Xabi Sánchez

Personal information
- Full name: Xabier Sánchez Bringas
- Date of birth: 5 May 1978 (age 47)
- Place of birth: Oyón, Spain
- Height: 1.85 m (6 ft 1 in)
- Position: Midfielder

Youth career
- Athletic Bilbao

Senior career*
- Years: Team / Apps / (Gls)
- 1996–1999: Bilbao Athletic / 0 / (0)
- 1996–1998: → Santutxu (loan)
- 1998–1999: → Arenas (loan)
- 1999–2000: Gernika / 35 / (2)
- 2000–2001: Alavés B / 35 / (0)
- 2001–2003: Eibar / 43 / (0)
- 2003–2005: Lorca Deportiva / 57 / (1)
- 2005–2006: Benidorm / 20 / (0)
- 2006–2007: Jaén / 21 / (0)
- 2007–2008: Mazarrón / 25 / (1)
- 2008–2009: Roquetas / 23 / (0)
- 2009–2014: Amorebieta / 150 / (0)
- 2014–2015: Portugalete / 22 / (1)
- Total:  / 431 / (5)

Managerial career
- 2015–2017: Amorebieta (assistant)
- 2017–2018: Amorebieta B
- 2018: Amorebieta

= Xabi Sánchez =

Spanish footballer and manager

Xabier "Xabi" Sánchez Bringas (born 5 May 1978) is a Spanish football manager and former player who played as a midfielder.

==Playing career==
Born in Oyón, Álava, Basque Country, Sánchez was an Athletic Bilbao youth graduate. After finishing his formation, he served loan stints at Tercera División sides Santutxu FC and Arenas Club de Getxo before signing for Gernika Club of the Segunda División B in 1999.

In 2001, after a year at Deportivo Alavés B, Sánchez joined Segunda División side SD Eibar. He made his professional debut on 10 October of that year, starting in a 0–1 away win against Gimnàstic de Tarragona in the season's Copa del Rey.

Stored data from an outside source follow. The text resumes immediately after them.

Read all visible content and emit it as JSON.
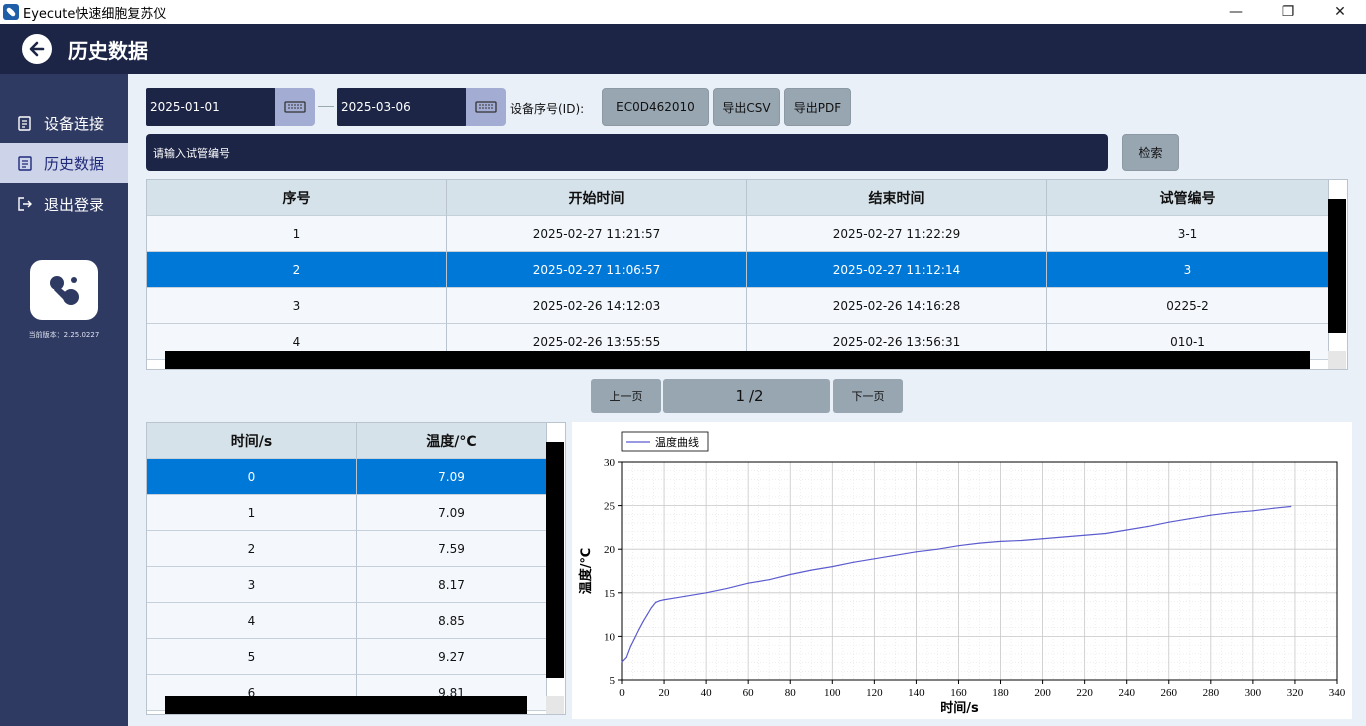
{
  "window": {
    "title": "Eyecute快速细胞复苏仪",
    "minimize": "—",
    "restore": "❐",
    "close": "✕"
  },
  "header": {
    "title": "历史数据"
  },
  "sidebar": {
    "items": [
      {
        "label": "设备连接",
        "icon": "device-connect-icon"
      },
      {
        "label": "历史数据",
        "icon": "history-data-icon",
        "active": true
      },
      {
        "label": "退出登录",
        "icon": "logout-icon"
      }
    ],
    "version": "当前版本：2.25.0227"
  },
  "filters": {
    "start_date": "2025-01-01",
    "end_date": "2025-03-06",
    "device_id_label": "设备序号(ID):",
    "device_id": "EC0D462010",
    "export_csv": "导出CSV",
    "export_pdf": "导出PDF",
    "search_placeholder": "请输入试管编号",
    "search_button": "检索"
  },
  "records_table": {
    "headers": [
      "序号",
      "开始时间",
      "结束时间",
      "试管编号"
    ],
    "rows": [
      [
        "1",
        "2025-02-27 11:21:57",
        "2025-02-27 11:22:29",
        "3-1"
      ],
      [
        "2",
        "2025-02-27 11:06:57",
        "2025-02-27 11:12:14",
        "3"
      ],
      [
        "3",
        "2025-02-26 14:12:03",
        "2025-02-26 14:16:28",
        "0225-2"
      ],
      [
        "4",
        "2025-02-26 13:55:55",
        "2025-02-26 13:56:31",
        "010-1"
      ]
    ],
    "selected_row": 2
  },
  "pager": {
    "prev": "上一页",
    "current": "1",
    "total": "/2",
    "next": "下一页"
  },
  "temp_table": {
    "headers": [
      "时间/s",
      "温度/°C"
    ],
    "rows": [
      [
        "0",
        "7.09"
      ],
      [
        "1",
        "7.09"
      ],
      [
        "2",
        "7.59"
      ],
      [
        "3",
        "8.17"
      ],
      [
        "4",
        "8.85"
      ],
      [
        "5",
        "9.27"
      ],
      [
        "6",
        "9.81"
      ]
    ],
    "selected_row": 0
  },
  "chart_data": {
    "type": "line",
    "legend": [
      "温度曲线"
    ],
    "legend_position": "top-left",
    "xlabel": "时间/s",
    "ylabel": "温度/℃",
    "xlim": [
      0,
      340
    ],
    "ylim": [
      5,
      30
    ],
    "xticks": [
      0,
      20,
      40,
      60,
      80,
      100,
      120,
      140,
      160,
      180,
      200,
      220,
      240,
      260,
      280,
      300,
      320,
      340
    ],
    "yticks": [
      5,
      10,
      15,
      20,
      25,
      30
    ],
    "grid": true,
    "line_color": "#5c5ccf",
    "series": [
      {
        "name": "温度曲线",
        "x": [
          0,
          2,
          4,
          6,
          8,
          10,
          12,
          14,
          16,
          18,
          20,
          25,
          30,
          40,
          50,
          60,
          70,
          80,
          90,
          100,
          110,
          120,
          130,
          140,
          150,
          160,
          170,
          180,
          190,
          200,
          210,
          220,
          230,
          240,
          250,
          260,
          270,
          280,
          290,
          300,
          310,
          318
        ],
        "y": [
          7.09,
          7.59,
          8.85,
          9.81,
          10.8,
          11.7,
          12.5,
          13.3,
          13.9,
          14.1,
          14.2,
          14.4,
          14.6,
          15.0,
          15.5,
          16.1,
          16.5,
          17.1,
          17.6,
          18.0,
          18.5,
          18.9,
          19.3,
          19.7,
          20.0,
          20.4,
          20.7,
          20.9,
          21.0,
          21.2,
          21.4,
          21.6,
          21.8,
          22.2,
          22.6,
          23.1,
          23.5,
          23.9,
          24.2,
          24.4,
          24.7,
          24.9
        ]
      }
    ]
  }
}
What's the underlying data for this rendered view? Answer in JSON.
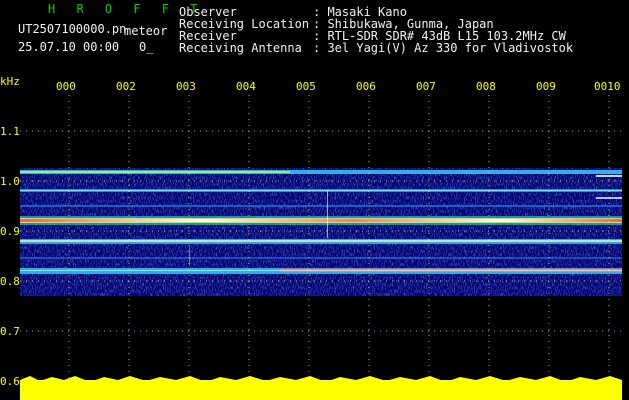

In 2003, Sánchez moved to Lorca Deportiva CF of the third tier, and helped in their first-ever promotion to the second division in 2005 before leaving for Benidorm CF. He subsequently represented third level sides Real Jaén, Mazarrón CF and CD Roquetas before joining SD Amorebieta in July 2009.

Sánchez was a regular starter for Amorebieta in his five-year spell, being a starter in the club's promotion campaign from the fourth tier. On 30 August 2014, he moved to Club Portugalete, and retired with the side in the following May at the age of 37.

==Coaching career==
Immediately after retiring Sánchez took up coaching, being an assistant at his main club Amorebieta. He was named manager of the reserves in the regional leagues on 9 July 2017, but took over the first team the following 5 February after the departure of Joseba Etxeberria.

Sánchez left the managerial role in June 2018, after the appointment of Iñigo Vélez.